On Nov. 10, 2011, Borel rode Fort Larned to a 10th-place finish in an allowance race at Churchill. Fort Larned had flashed periodic talent, but a ninth-place finish had preceded the 10th, and Wilkes made changes. He fitted Fort Larned with blinkers, and he gave the mount to Hernandez when the horse ran back 17 days later. Fort Larned won by almost seven lengths.

“I went to New Orleans, kind of forgot about him, and one day I looked up and he was winning a stakes at Tampa,” Hernandez said.

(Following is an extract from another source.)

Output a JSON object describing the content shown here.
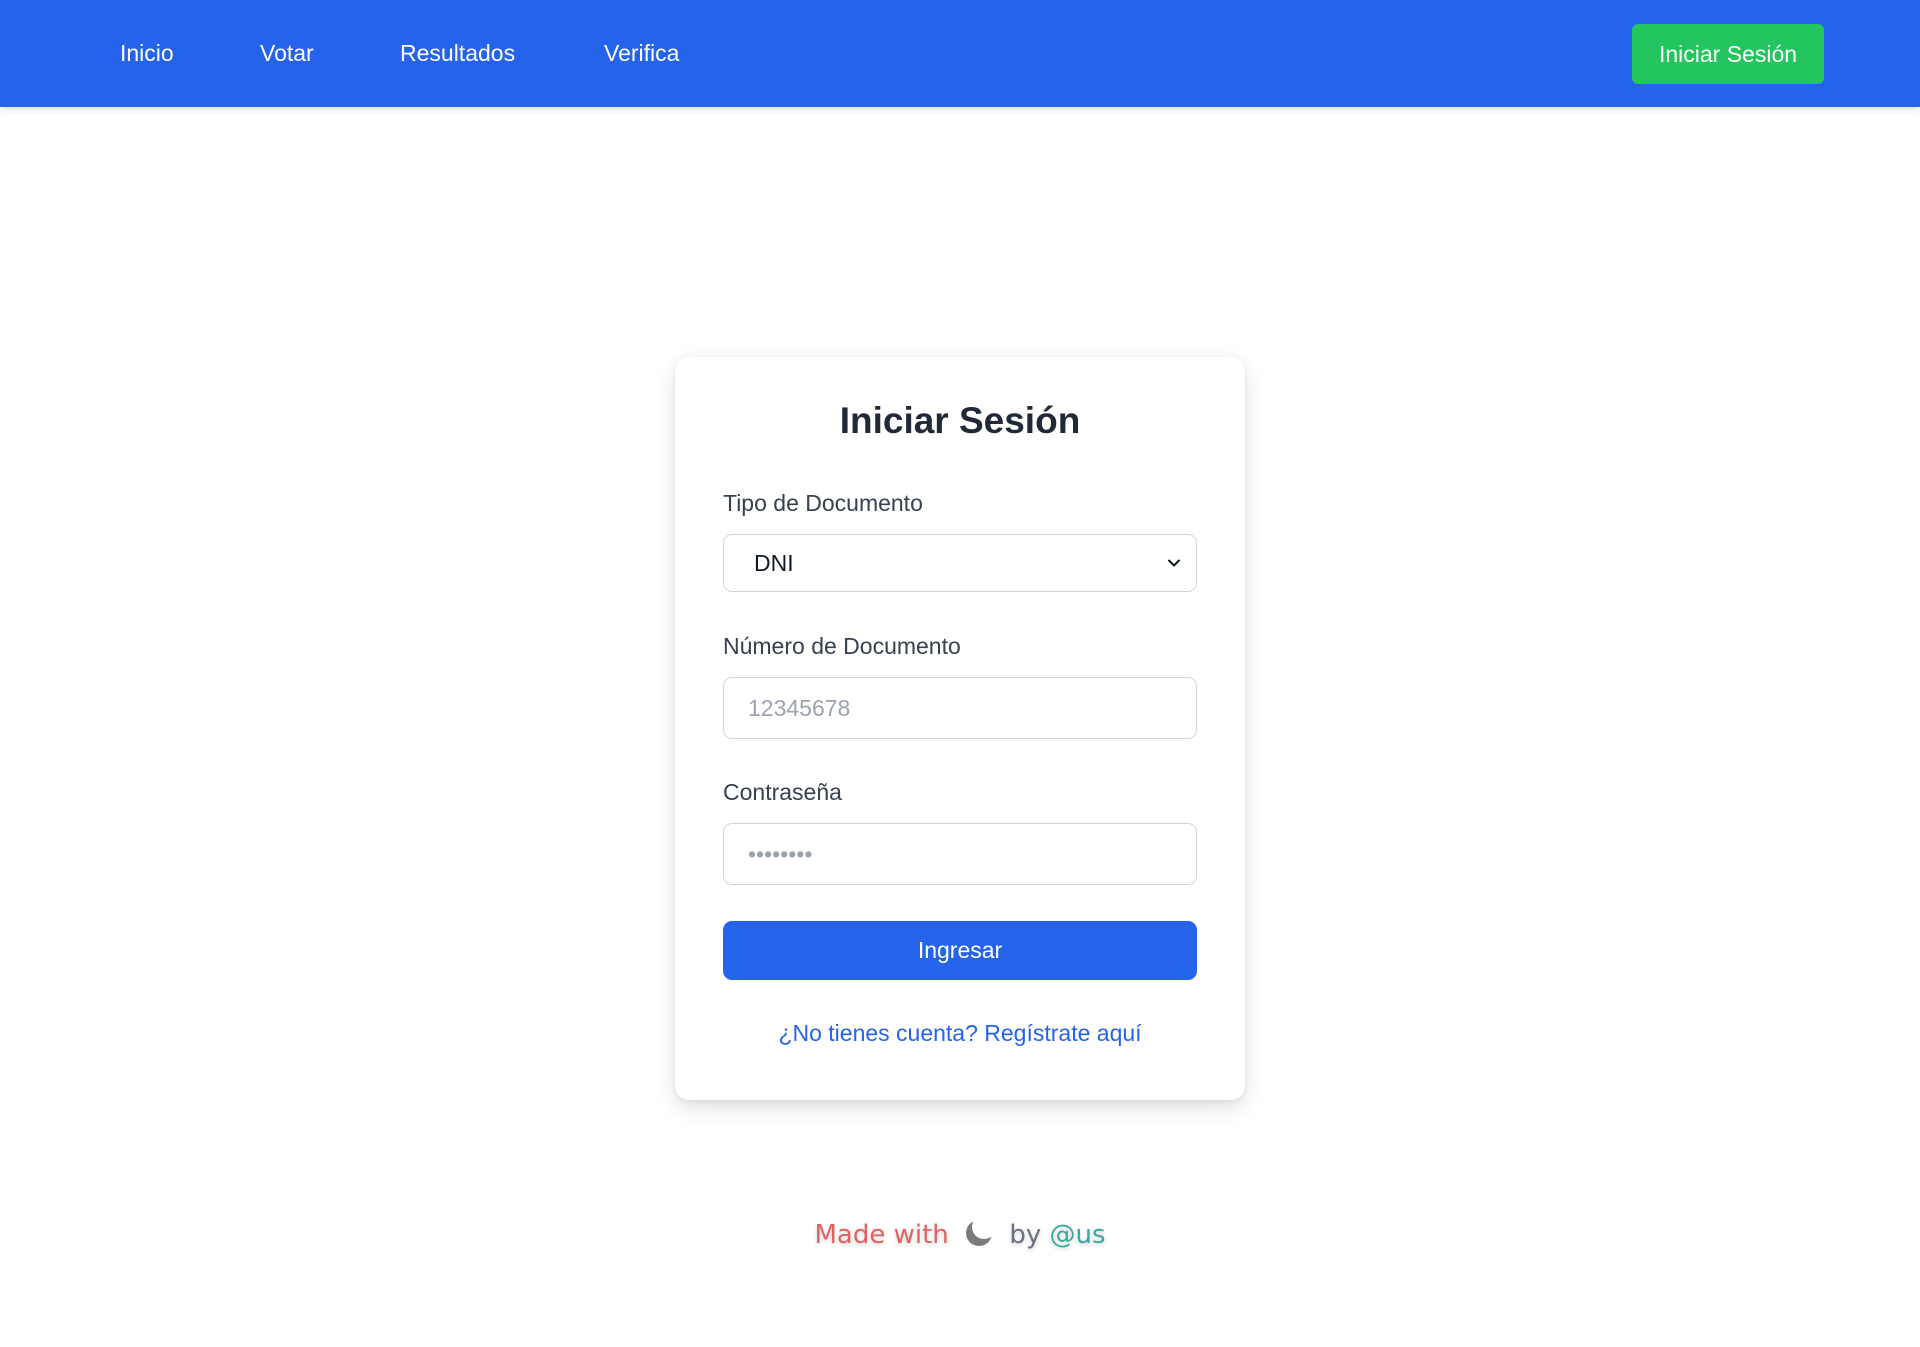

Back at Churchill this spring, Fort Larned finished second in the Alysheba Stakes under Javier Castellano, then eighth in the Stephen Foster with Leparoux aboard. In the June 30 Cornhusker Handicap, the mount on Fort Larned was open, and Wilkes, who had been turning with greater frequency to Hernandez, gave him the ride. Fort Larned beat high-class Successful Dan by three lengths, and in the winner’s circle, Wilkes told Hernandez that owner Janice Whitham wanted him as Fort Larned’s jockey for the rest of the year.

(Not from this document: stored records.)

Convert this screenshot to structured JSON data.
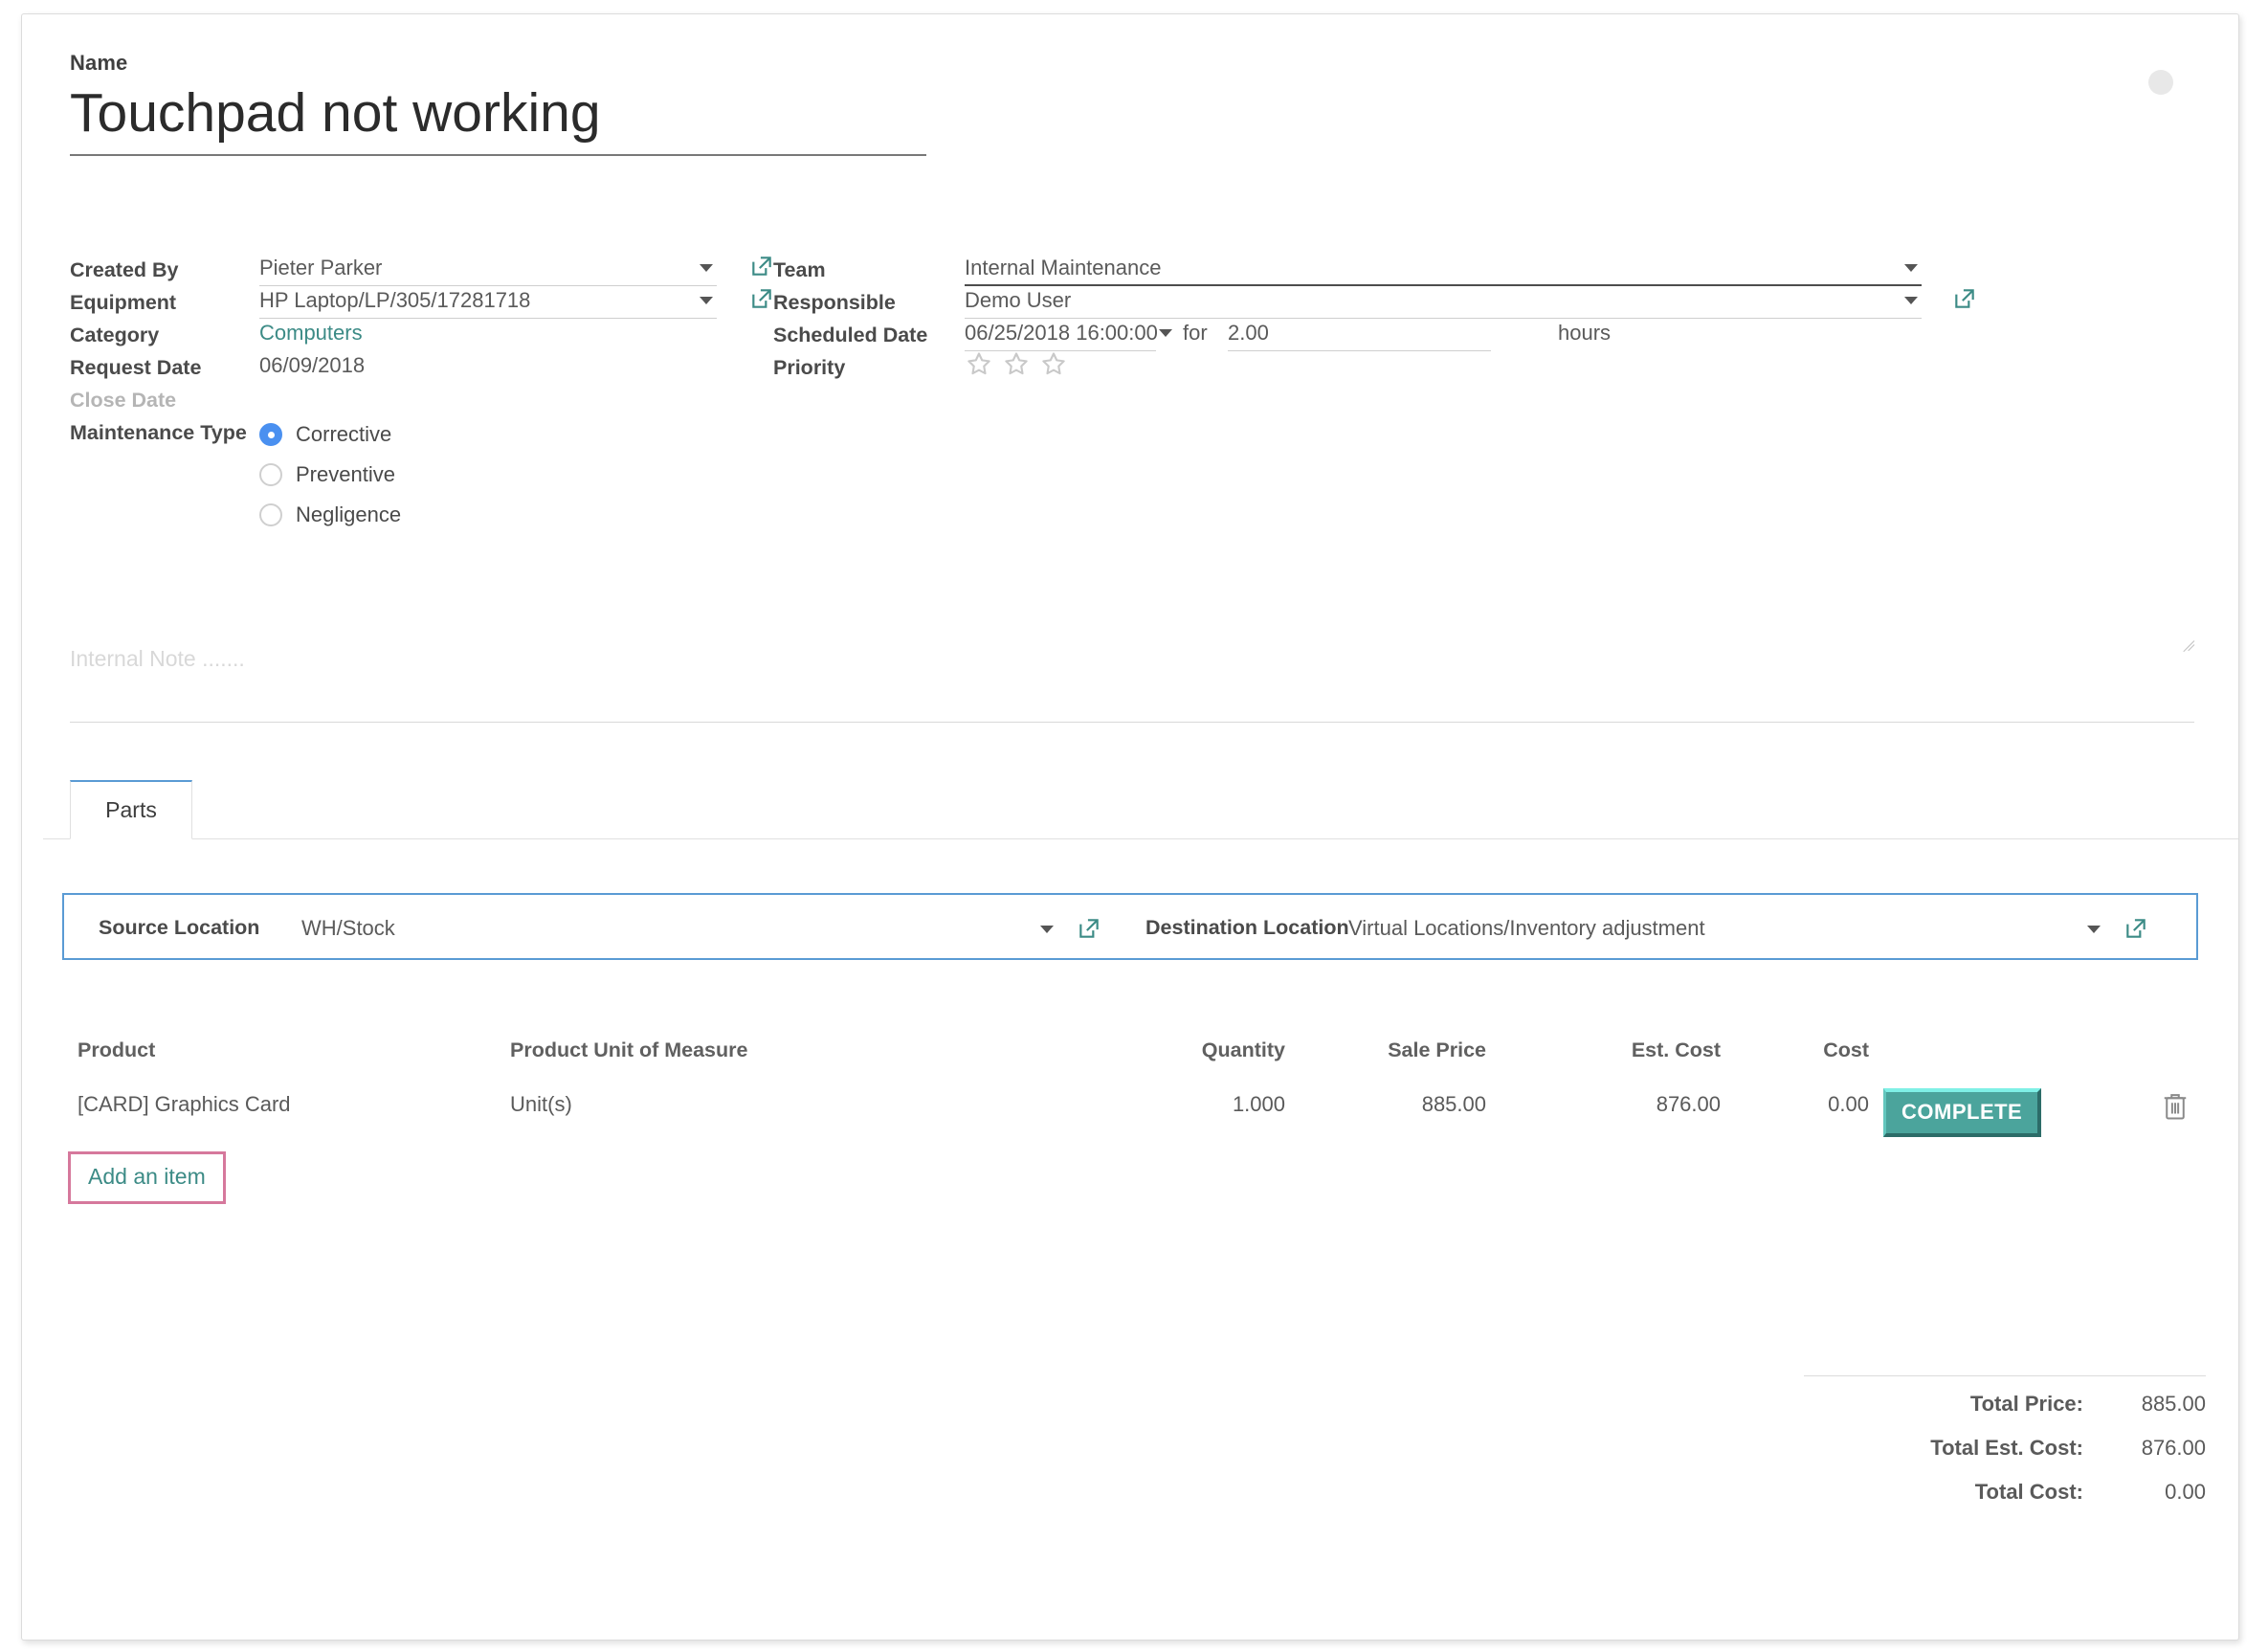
{
  "window": {
    "status_dot": "inactive"
  },
  "record": {
    "name_label": "Name",
    "name_value": "Touchpad not working"
  },
  "form": {
    "left": {
      "created_by": {
        "label": "Created By",
        "value": "Pieter Parker"
      },
      "equipment": {
        "label": "Equipment",
        "value": "HP Laptop/LP/305/17281718"
      },
      "category": {
        "label": "Category",
        "value": "Computers"
      },
      "request_date": {
        "label": "Request Date",
        "value": "06/09/2018"
      },
      "close_date": {
        "label": "Close Date",
        "value": ""
      },
      "maintenance_type": {
        "label": "Maintenance Type",
        "options": [
          "Corrective",
          "Preventive",
          "Negligence"
        ],
        "selected": "Corrective"
      }
    },
    "right": {
      "team": {
        "label": "Team",
        "value": "Internal Maintenance"
      },
      "responsible": {
        "label": "Responsible",
        "value": "Demo User"
      },
      "scheduled_date": {
        "label": "Scheduled Date",
        "value": "06/25/2018 16:00:00",
        "for_word": "for",
        "duration": "2.00",
        "unit": "hours"
      },
      "priority": {
        "label": "Priority",
        "stars_total": 3,
        "stars_filled": 0
      }
    }
  },
  "note": {
    "placeholder": "Internal Note ......."
  },
  "tabs": {
    "items": [
      {
        "label": "Parts",
        "active": true
      }
    ]
  },
  "locations": {
    "source": {
      "label": "Source Location",
      "value": "WH/Stock"
    },
    "destination": {
      "label": "Destination Location",
      "value": "Virtual Locations/Inventory adjustment"
    }
  },
  "parts_table": {
    "columns": [
      "Product",
      "Product Unit of Measure",
      "Quantity",
      "Sale Price",
      "Est. Cost",
      "Cost"
    ],
    "rows": [
      {
        "product": "[CARD] Graphics Card",
        "uom": "Unit(s)",
        "quantity": "1.000",
        "sale_price": "885.00",
        "est_cost": "876.00",
        "cost": "0.00",
        "action_label": "COMPLETE"
      }
    ],
    "add_line_label": "Add an item"
  },
  "totals": [
    {
      "label": "Total Price:",
      "value": "885.00"
    },
    {
      "label": "Total Est. Cost:",
      "value": "876.00"
    },
    {
      "label": "Total Cost:",
      "value": "0.00"
    }
  ],
  "colors": {
    "link_teal": "#3c8b86",
    "radio_blue": "#4a90f0",
    "tab_accent": "#5a9bd4",
    "highlight_border": "#5a9bd4",
    "badge_teal": "#4ba49c",
    "add_item_border": "#d6789c"
  }
}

“Brian definitely has developed as a rider, but the biggest change I see in him is his confidence,” Wilkes said. “As trainers start to believe in you, as owners start giving you better horses, you get a better feel about yourself, and Fort Larned really topped it off. I told him, you can see why Julien Leparoux and Johnny Velazquez ride so good – they ride these Cadillacs.”

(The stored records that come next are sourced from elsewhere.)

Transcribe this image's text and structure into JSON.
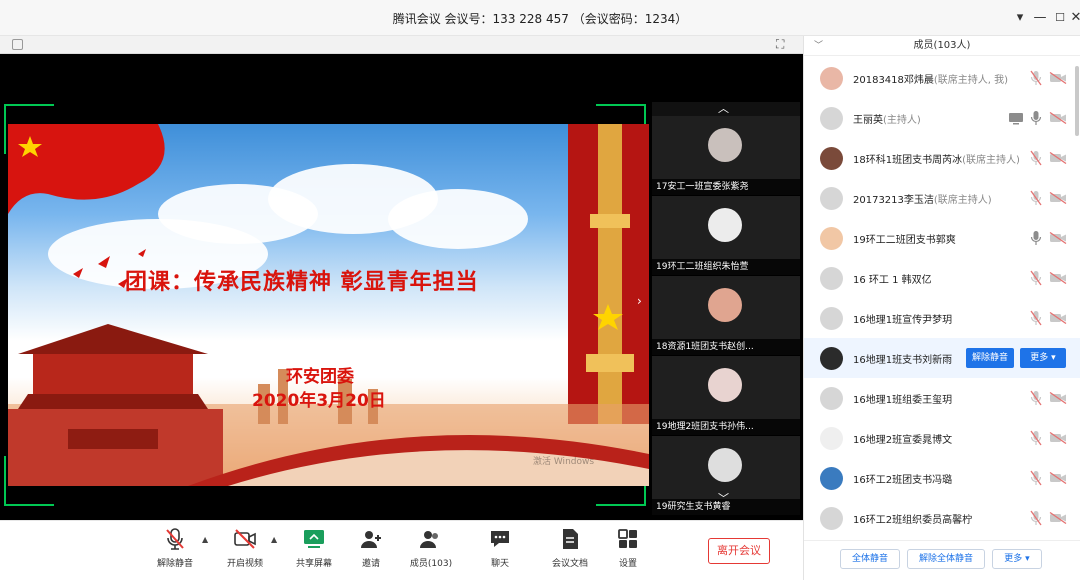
{
  "window": {
    "title": "腾讯会议  会议号：133 228 457  （会议密码：1234）"
  },
  "slide": {
    "title": "团课：传承民族精神     彰显青年担当",
    "org": "环安团委",
    "date": "2020年3月20日",
    "watermark": "激活 Windows"
  },
  "strip": {
    "participants": [
      {
        "label": "17安工一班宣委张紫尧"
      },
      {
        "label": "19环工二班组织朱怡萱"
      },
      {
        "label": "18资源1班团支书赵创..."
      },
      {
        "label": "19地理2班团支书孙伟..."
      },
      {
        "label": "19研究生支书黄睿"
      }
    ]
  },
  "toolbar": {
    "unmute": "解除静音",
    "video": "开启视频",
    "share": "共享屏幕",
    "invite": "邀请",
    "members": "成员(103)",
    "chat": "聊天",
    "docs": "会议文档",
    "settings": "设置",
    "leave": "离开会议"
  },
  "panel": {
    "title": "成员(103人)",
    "members": [
      {
        "name": "20183418邓炜晨",
        "role": "(联席主持人, 我)",
        "avatar_color": "#e9b7a6"
      },
      {
        "name": "王丽英",
        "role": "(主持人)",
        "avatar_color": "#d6d6d6"
      },
      {
        "name": "18环科1班团支书周芮冰",
        "role": "(联席主持人)",
        "avatar_color": "#7a4a3a"
      },
      {
        "name": "20173213李玉洁",
        "role": "(联席主持人)",
        "avatar_color": "#d6d6d6"
      },
      {
        "name": "19环工二班团支书郭爽",
        "role": "",
        "avatar_color": "#f1c7a5"
      },
      {
        "name": "16 环工 1 韩双亿",
        "role": "",
        "avatar_color": "#d6d6d6"
      },
      {
        "name": "16地理1班宣传尹梦玥",
        "role": "",
        "avatar_color": "#d6d6d6"
      },
      {
        "name": "16地理1班支书刘新雨",
        "role": "",
        "avatar_color": "#2b2b2b"
      },
      {
        "name": "16地理1班组委王玺玥",
        "role": "",
        "avatar_color": "#d6d6d6"
      },
      {
        "name": "16地理2班宣委晁博文",
        "role": "",
        "avatar_color": "#efefef"
      },
      {
        "name": "16环工2班团支书冯璐",
        "role": "",
        "avatar_color": "#3a7bbf"
      },
      {
        "name": "16环工2班组织委员高馨柠",
        "role": "",
        "avatar_color": "#d6d6d6"
      }
    ],
    "highlight_buttons": {
      "unmute": "解除静音",
      "more": "更多 ▾"
    },
    "footer": {
      "mute_all": "全体静音",
      "unmute_all": "解除全体静音",
      "more": "更多 ▾"
    }
  },
  "colors": {
    "accent": "#1e73e8",
    "danger": "#e53935",
    "corner": "#00c853",
    "slide_red": "#d9140d"
  }
}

Late in the Churchill fall meet, during which Hernandez won 16 races, Hernandez and his agent, Frank Bernis, announced plans to winter at Gulfstream Park. The motivating factor was to stay near the Wilkes string, but Wilkes assured Hernandez that wintering at Fair Grounds wouldn’t compromise his position in the stable. A few days later, Hernandez reversed course.

“Brian’s got to take care of himself, and if he comes to Florida he’s going to struggle,” Wilkes said. “Fort Larned is going to be around next year, but he’s not going to be around for a lifetime.”

Wilkes probably was right: Hernandez would have struggled in Florida. And even flush with Classic success, Hernandez may not shoot up the Fair Grounds standings this season, either. He wound up 12th-leading rider last meet and will probably better that result, but Rosie Napravnik, James Graham, Miguel Mena, Shaun Bridgmohan, and Richard Eramia have a lot of daily business locked up.

It’s an open question whether Hernandez’s 2012 run will prove sustainable, but the groundwork is there for his stakes business to expand beyond Wilkes’s domain. Hernandez and his agent say they’d love to come out of the Fair Grounds meet next spring locked onto a promising 3-year-old who can take them onto the Triple Crown trail. It’s plausible. Hernandez, after 2012, has become a jockey more likely to be put on a good horse than taken off one.